The Central Bank of the Philippines or Bangko Sentral ng Pilipinas (BSP) has issued a deadline for digital banks to register with the regulator. Digital banks are expected to comply and register before August 31, or else they will have to wait another three years or more before applying again.
Central Bank governor Benjamin Diokno said in a virtual briefing yesterday that limiting the number of digital banks will help monitor the banks’ impact on the government’s financial inclusion agenda. According to him, this will also ensure healthy competition among banks to offer innovative products and services.
At present, there are five digital banks licensed to operate in the country: Overseas Filipino Bank (of the state-owned Land Bank of the Philippines), Tonik Bank, UNObank, UnionDigital Bank, and GoTyme.
Two other pending applications will bring the number of digital banks to seven, BSP’s imposed limit. However, Diokno said that these two applications would need to satisfy all the requirements before being given the green light. And since there are only a few days left before the deadline, the chances of new applicants are very slim.
BSP’s moratorium is initially set for three years, but Diokno added that this may or may not be extended.

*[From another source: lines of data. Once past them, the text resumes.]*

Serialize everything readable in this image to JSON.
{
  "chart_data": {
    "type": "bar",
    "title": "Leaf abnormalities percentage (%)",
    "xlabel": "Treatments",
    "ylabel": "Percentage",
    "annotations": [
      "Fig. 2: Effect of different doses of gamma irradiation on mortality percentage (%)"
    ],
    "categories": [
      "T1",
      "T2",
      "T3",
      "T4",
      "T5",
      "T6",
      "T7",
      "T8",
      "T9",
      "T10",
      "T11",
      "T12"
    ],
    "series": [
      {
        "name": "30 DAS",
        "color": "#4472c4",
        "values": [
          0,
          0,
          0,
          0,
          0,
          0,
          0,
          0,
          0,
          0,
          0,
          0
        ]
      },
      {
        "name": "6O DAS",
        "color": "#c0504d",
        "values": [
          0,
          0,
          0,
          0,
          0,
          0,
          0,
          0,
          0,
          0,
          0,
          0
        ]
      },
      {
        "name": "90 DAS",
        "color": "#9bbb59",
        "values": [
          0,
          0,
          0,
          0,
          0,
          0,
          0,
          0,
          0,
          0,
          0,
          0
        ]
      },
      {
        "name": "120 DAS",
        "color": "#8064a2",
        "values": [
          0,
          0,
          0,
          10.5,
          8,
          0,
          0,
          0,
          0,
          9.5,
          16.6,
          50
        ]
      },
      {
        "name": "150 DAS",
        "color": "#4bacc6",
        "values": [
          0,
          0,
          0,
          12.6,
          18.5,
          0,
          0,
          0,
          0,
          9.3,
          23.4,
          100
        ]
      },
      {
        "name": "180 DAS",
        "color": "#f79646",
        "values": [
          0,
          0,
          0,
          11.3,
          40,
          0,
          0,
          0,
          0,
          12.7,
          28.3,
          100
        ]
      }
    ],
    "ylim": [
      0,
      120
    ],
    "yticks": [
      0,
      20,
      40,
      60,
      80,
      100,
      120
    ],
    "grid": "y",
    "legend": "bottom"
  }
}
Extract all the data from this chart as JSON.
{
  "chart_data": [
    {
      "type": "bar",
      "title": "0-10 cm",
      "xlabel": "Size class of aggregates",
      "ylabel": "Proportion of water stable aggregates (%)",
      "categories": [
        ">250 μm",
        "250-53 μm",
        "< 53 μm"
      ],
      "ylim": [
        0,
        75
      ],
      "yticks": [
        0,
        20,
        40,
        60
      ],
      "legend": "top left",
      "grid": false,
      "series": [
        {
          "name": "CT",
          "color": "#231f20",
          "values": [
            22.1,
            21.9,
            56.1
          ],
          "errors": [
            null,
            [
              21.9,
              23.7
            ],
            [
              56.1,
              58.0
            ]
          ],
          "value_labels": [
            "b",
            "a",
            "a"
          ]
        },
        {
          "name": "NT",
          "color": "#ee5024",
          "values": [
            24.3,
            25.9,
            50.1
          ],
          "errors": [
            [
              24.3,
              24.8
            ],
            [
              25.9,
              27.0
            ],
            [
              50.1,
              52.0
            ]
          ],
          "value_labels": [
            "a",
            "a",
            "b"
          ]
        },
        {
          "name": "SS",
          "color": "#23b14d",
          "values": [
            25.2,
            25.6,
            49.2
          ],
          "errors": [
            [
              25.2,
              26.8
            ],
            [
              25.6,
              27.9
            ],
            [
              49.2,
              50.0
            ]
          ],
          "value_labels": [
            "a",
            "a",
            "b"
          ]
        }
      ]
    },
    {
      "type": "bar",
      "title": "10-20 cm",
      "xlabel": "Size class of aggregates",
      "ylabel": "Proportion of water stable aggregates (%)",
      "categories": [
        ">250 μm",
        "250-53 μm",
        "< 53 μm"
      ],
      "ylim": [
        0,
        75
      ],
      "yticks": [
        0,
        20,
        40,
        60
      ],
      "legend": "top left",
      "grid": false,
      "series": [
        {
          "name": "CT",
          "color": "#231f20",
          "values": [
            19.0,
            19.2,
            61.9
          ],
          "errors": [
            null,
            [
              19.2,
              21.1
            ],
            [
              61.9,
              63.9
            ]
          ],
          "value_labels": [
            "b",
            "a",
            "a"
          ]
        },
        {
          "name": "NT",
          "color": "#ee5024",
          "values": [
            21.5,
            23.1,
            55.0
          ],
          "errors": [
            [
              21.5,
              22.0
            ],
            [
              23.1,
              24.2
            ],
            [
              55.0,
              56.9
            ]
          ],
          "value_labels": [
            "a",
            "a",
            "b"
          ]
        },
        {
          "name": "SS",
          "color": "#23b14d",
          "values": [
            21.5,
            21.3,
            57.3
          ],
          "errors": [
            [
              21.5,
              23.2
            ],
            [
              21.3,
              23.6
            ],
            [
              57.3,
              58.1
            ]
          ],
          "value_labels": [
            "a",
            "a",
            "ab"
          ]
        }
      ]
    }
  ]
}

The BSP Monetary Board will have to monitor the digital banking landscape and decide whether the number of digital banks is enough for the country’s digital economy.
Digitalization and financial inclusion
In 2020, BSP recognized digital banks as distinct from existing bank classifications, defining them as “a bank that offers financial products and services that are processed end-to-end through a digital platform and/or electronic channels with no physical branches.”
“We see these banks as additional partners in further promoting market efficiencies and expanding access of Filipinos to a broad range of financial services, bringing us closer to the realization of our target that at least 50% of total retail payment transactions have shifted to digital, and 70% of adult Filipinos have transaction accounts by the year 2023,” Diokno said last year.
As early as 2020, BSP’s Monetary Board had already considered limiting the number of digital banks against the backdrop of the country’s overall banking situation.
Southeast Asia’s digital banking boom
2021 is the shining moment for digital banks in Southeast Asia. Early this year, the Monetary Authority of Singapore announced four successful applicants for the city-state’s first batch of digital banks. Meanwhile, Malaysia’s digital bank race has extremely heated up after 29 applicants confirmed their bid for one of the five slots on offer. While neighbouring Thailand and Indonesia do not issue full digital banking licenses, both countries remain popular for neobanks and digital banks. In the next two to three years, these countries are expected to roll out a comprehensive digital banking roadmap in response to the digital banking boom in the region.